November 26, 2019

My Experience: Richard L. Morin PhD, Fellowship in Medical Physics

By Ashley Rubinstein, PhD, a resident in the department of diagnostic and interventional imaging at UTHealth McGovern Medical School in Houston. Follow her on Twitter @AshleyMedPhys.

Dr. Rubenstein and Dr. Mahesh

The ACR is more than accreditation and medical physics is more than an annoying class.

Back in January, the ACR BOC approved the Richard L. Morin, PhD Fellowship in Medical Physics. Dr. Morin is a medical physicist and the Brooks-Hollern Professor Emeritus of Radiology at Mayo Clinic; he is also an ACR Fellow and Gold Medalist. I was humbled to be selected as the ACR’s inaugural Morin Fellow. The fellowship includes attending the ACR Annual Meeting, and also visiting Reston, Va., for a week at headquarters interacting, with ACR staff.

The ACR meeting is an excellent opportunity for early-career radiologists, radiation oncologists, and medical physicists to interact with peers, while learning about all that the ACR has to offer and how the organization works. Physics graduate students and residents interested in becoming involved with practice parameters and technical standards, healthcare economics, health policy, public affairs, and education would have much to gain from attending an ACR meeting. So why was I the only physicist-in-training in attendance?

If you ask any medical physics graduate student what the ACR does, they are likely to say that the ACR is an accrediting body or that the ACR teaches us how to best test the performance of imaging systems. Few know about the ACR’s economics and health policy efforts. One such effort involves a newly-approved CPT® code for medical physicist evaluation of skin dose following high-dose fluoroscopy procedures. While our therapy physics colleagues have long had a CPT code for some elements of their clinical work, this will be the first opportunity for diagnostic medical physicists to directly produce revenue for their services within a radiology operation.

At the meeting, I had the opportunity to participate in Capitol Hill Day, where ACR members discussed the Patient Access for Lifesaving Screening (PALS) Act, surprise billing, the Resident Education Deferred Interest (REDI) Act, and Medicare Access to Radiological Care Act (MARCA) with federal representatives. I also met with several leaders in medical physics (including Rick Morin, himself!) and participated on a Reference Committee at the Council Meeting.
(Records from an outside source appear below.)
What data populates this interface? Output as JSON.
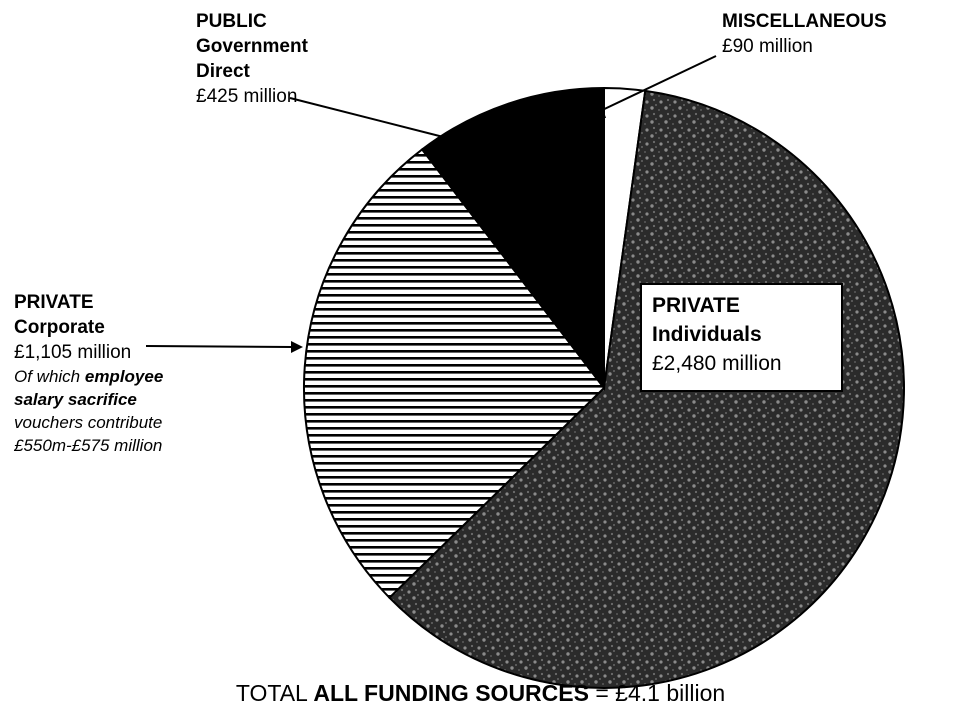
{
  "chart_data": {
    "type": "pie",
    "unit": "£ million",
    "slices": [
      {
        "label": "MISCELLANEOUS",
        "value": 90,
        "pattern": "white"
      },
      {
        "label": "PRIVATE Individuals",
        "value": 2480,
        "pattern": "dark-stipple"
      },
      {
        "label": "PRIVATE Corporate",
        "value": 1105,
        "pattern": "horizontal-stripes"
      },
      {
        "label": "PUBLIC Government Direct",
        "value": 425,
        "pattern": "black"
      }
    ],
    "colors": {
      "black": "#000000",
      "white": "#ffffff",
      "stipple_dark": "#2b2b2b",
      "stipple_light": "#8a8a8a"
    }
  },
  "labels": {
    "public": {
      "line1": "PUBLIC",
      "line2": "Government",
      "line3": "Direct",
      "value": "£425 million"
    },
    "misc": {
      "line1": "MISCELLANEOUS",
      "value": "£90 million"
    },
    "corporate": {
      "line1": "PRIVATE",
      "line2": "Corporate",
      "value": "£1,105 million",
      "note_a": "Of which ",
      "note_b": "employee",
      "note_c": "salary sacrifice",
      "note_d": "vouchers contribute",
      "note_e": "£550m-£575 million"
    },
    "individuals": {
      "line1": "PRIVATE",
      "line2": "Individuals",
      "value": "£2,480 million"
    }
  },
  "total": {
    "prefix": "TOTAL ",
    "bold": "ALL FUNDING SOURCES",
    "suffix": " = £4.1 billion"
  }
}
Through RFS presentations at the meeting, I learned that topics relevant to RFS members are also extremely relevant to medical physicists-in-training, such as corporatization, AI, job searching, and networking.

While I had a lot to learn about the ACR, it turned out that I also had an opportunity to share with other ACR members some of the important work that medical physicists are doing to support their clinics. The most common things I heard from radiologists and radiation oncologists at the meeting were, “What is it exactly that you do?” and “I really did not enjoy the medical physics course I had to take.”

At the bare minimum, medical physicists ensure compliance of medical equipment with federal and local regulations. They are also a valuable asset in the clinic, addressing patient and personnel dosimetry, as well as image quality concerns. They work with physicians and allied health personnel to develop imaging and therapy protocols, and they take the lead on quality assurance programs.
Similar to the ACR’s Imaging 3.0® initiative, a current hot topic in the medical physics community is Med Phys 3.0, “an initiative to redefine, reinvigorate, and promote the practice of sustainable excellence in medical physics.” It is hard to do this if we are only promoting medical physics within our own community.

There are many opportunities within the ACR for medical physicists, including committees, practice parameters, and technical standards. Physicists can make their voice heard on social media by joining the Voice of Radiology Blog Contributors Group. They can also participate in radiology advocacy and economics efforts. The more they expand their reach beyond the medical physics community, the better they will be able to demonstrate their value to the other radiological health professions.

After spending a week at the annual ACR meeting and another week at ACR headquarters as a Morin Fellow, I learned that the ACR and the medical physics community could better demonstrate their value to one another. The ACR does more than create accreditation documents and medical physicists do more than create tedious lectures. Moving forward, I hope to see more of a physicist presence within the ACR.